Jane looked at Harry while he spoke. Roche saw the look in her eyes: the violated. His anger grew again.
Roche said, almost shouted, “They know what they’re doing. They’re pulling the place down.”
Harry said uneasily, “All right, boss.”
Jane said, still looking at Harry, “So what are we to do?’ ”
Harry said, “What are we to do? Nothing. We can only sit tight and wait.”
Roche, looking between them, addressing neither of them, said, “The world isn’t what it was. So it must go up in flames.”
Harry stood up. “Jane, I want to make a telephone call.”
She said, “You can use the one in the sitting room.”
“No, it’s nothing private. I’ll use the one here.”
He went to the wall telephone near the door that opened into the garage, and he began to dial.
Roche leaned across the white breakfast table and brought his face close to Jane’s. She saw a face of pure hatred: the face whose existence she had intuited ever since that day when, too late, already committed to him and this adventure, she had seen him grin and had seen his long, black-rooted molars.
He said violently, “Yes, it’s going up in flames. But it’s taking you with it.”
Harry said into the telephone, “Bertie. Harry.”
Jane caught Harry’s pronunciation of his name: she understood now that he pronounced it Hah-ree when he us
ed the name by itself, without his surname.
“But, Bertie, you’re like the Scarlet Pimpernel these days. How you liking the little excitement? … Still, I glad I catch you. Bertie, what the hell is happening? Your paper is telling me nothing. The damn thing is more like a crossword puzzle these days. Clues down and across all over the place. You saving up the solution for next week? … I understand … I understand the position.… But that is damn good news, man. If it is true.… Well, stick in a little something for us too, nuh … I don’t know. I hear some people talking about vigilante patrols.… I agree with you, Bertie. We don’t want to be provocative neither. To tell you the truth, I was thinking more of something like Ridge Residents Starve Dogs. I think there may be one or two guys down there who ought to be informed that the dogs up here haven’t fed since Sunday … no big fuss, but don’t lose it in the paper. Page one or page two, nuh … I wouldn’t say it is too obscure. It is a fairly straight message to whom it may concern. And is a nice little story too, I think.… All right, Bertie-boy. I’ll be reading the paper tomorrow please God.… ‘Please God’? Yes, man, these days we all start talking like the old people.”

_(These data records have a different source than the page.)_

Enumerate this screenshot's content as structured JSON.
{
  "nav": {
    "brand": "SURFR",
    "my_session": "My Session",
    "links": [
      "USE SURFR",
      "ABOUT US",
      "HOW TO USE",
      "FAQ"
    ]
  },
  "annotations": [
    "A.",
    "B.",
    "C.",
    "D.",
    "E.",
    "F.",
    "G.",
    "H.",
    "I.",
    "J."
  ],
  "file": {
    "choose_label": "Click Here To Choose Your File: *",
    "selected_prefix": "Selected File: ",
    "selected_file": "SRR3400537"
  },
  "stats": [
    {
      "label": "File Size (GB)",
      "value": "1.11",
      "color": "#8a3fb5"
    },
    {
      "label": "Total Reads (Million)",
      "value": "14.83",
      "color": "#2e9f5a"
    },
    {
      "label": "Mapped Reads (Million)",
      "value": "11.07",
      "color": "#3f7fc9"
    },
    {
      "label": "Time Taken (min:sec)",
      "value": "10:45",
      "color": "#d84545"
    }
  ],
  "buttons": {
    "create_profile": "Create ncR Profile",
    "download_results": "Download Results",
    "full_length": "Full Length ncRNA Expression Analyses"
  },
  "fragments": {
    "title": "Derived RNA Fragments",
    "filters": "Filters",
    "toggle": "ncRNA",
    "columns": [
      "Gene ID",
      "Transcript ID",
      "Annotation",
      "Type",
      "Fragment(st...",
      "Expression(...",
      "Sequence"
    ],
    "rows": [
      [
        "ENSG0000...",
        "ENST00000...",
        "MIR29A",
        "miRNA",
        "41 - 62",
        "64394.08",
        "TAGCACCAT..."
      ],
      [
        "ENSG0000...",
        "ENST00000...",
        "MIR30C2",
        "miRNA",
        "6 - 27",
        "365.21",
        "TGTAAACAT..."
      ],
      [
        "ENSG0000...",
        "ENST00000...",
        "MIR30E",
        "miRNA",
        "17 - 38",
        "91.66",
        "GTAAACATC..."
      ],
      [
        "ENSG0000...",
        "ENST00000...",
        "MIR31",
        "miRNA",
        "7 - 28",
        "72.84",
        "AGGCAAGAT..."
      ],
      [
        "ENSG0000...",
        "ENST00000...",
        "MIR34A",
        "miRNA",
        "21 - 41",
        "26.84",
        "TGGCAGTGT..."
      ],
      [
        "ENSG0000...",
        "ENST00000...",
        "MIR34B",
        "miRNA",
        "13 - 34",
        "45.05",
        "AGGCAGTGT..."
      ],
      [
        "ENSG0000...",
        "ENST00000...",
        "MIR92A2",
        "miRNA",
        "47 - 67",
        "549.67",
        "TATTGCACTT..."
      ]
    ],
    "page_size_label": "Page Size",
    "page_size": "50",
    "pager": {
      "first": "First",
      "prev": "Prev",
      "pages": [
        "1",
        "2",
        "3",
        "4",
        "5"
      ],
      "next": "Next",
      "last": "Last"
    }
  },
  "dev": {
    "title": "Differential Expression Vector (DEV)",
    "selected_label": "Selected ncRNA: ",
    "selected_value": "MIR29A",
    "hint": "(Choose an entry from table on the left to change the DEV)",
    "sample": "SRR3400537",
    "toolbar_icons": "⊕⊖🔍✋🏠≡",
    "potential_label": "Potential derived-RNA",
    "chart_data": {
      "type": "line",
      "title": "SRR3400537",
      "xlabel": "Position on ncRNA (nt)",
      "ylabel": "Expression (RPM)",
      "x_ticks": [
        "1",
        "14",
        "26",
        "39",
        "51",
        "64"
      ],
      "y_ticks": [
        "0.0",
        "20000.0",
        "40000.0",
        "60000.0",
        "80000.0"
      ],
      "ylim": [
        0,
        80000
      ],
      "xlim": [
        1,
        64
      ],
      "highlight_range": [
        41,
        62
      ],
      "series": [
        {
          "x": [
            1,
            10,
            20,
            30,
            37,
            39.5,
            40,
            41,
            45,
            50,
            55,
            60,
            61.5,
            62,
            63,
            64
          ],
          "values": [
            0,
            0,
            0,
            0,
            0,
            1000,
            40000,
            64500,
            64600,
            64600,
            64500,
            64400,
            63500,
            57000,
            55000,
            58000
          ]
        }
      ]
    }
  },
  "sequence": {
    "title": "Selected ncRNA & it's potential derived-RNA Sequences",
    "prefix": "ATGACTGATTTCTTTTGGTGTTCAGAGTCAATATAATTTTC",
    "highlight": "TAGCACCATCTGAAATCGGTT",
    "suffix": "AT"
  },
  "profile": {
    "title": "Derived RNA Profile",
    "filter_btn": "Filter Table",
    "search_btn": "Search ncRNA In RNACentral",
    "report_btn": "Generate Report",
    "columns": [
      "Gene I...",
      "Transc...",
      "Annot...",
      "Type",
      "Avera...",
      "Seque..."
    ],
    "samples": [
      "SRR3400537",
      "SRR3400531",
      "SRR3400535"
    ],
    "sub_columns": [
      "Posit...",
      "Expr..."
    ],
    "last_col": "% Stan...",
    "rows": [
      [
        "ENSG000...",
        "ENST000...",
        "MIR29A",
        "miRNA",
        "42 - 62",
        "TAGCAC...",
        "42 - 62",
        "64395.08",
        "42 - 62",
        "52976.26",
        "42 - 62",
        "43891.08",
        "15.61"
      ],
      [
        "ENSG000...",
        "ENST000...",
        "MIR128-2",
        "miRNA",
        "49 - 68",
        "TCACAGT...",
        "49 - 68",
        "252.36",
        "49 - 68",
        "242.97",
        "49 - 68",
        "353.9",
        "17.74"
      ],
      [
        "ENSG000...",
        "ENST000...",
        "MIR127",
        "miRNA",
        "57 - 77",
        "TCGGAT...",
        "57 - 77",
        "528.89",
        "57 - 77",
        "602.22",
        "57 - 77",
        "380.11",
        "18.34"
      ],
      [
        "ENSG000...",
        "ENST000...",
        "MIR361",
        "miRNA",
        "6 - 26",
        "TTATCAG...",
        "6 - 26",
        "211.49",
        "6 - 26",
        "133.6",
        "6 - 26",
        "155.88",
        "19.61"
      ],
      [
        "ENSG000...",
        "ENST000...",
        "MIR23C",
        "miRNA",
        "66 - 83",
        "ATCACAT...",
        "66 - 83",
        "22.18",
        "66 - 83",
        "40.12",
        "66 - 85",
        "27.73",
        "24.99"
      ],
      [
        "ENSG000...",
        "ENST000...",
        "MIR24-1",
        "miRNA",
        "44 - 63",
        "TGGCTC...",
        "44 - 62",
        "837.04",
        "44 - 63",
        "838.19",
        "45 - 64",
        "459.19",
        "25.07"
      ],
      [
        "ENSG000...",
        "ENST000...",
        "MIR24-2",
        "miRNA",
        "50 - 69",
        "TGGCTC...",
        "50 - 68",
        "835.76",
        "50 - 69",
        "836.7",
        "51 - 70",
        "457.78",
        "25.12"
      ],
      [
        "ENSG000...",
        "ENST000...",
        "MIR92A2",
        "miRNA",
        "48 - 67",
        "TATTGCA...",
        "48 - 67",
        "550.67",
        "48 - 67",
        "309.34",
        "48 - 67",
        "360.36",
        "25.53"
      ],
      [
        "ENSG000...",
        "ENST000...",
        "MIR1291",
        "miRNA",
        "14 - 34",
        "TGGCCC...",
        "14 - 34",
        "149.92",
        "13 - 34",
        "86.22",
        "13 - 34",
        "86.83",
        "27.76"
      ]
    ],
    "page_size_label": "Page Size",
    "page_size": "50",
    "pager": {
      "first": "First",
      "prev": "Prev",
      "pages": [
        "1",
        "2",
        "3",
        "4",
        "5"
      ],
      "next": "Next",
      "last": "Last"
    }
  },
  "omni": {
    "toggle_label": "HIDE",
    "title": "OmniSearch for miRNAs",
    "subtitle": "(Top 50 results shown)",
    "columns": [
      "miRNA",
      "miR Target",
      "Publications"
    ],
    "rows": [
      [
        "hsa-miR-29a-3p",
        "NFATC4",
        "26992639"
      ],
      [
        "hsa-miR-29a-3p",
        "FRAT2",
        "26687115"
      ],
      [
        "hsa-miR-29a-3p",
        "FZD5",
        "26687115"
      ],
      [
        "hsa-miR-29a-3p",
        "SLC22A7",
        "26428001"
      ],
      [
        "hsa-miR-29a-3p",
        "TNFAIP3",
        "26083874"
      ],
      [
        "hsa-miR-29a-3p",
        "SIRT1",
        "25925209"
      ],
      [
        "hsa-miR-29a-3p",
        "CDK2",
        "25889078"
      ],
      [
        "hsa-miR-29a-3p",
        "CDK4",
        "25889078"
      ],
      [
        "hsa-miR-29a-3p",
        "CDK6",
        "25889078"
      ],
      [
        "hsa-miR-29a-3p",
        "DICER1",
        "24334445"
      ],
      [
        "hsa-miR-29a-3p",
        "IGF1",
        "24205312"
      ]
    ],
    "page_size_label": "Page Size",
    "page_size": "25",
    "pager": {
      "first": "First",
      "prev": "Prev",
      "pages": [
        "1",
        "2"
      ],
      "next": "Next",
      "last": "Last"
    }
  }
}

He came back to the breakfast table. Jane and Roche were sitting silent, not looking at one another.
Harry said, “Good news. If it’s true. Bertie says he thinks the police are holding out. It was just that airplane on Monday. It demoralized a lot of people.”
Jane filled the coffee cups again, and they all went out on the porch. Jane cleared away the sodden newspaper, and she and Harry wiped the wet table and chairs.
When they were all seated, Harry said, “Can you imagine this green, Jane?”
She said, “It was green when I came. But that’s how it always is. I always have to imagine what I’m missing.”
Roche said, “Did Bertie say anything about the government?”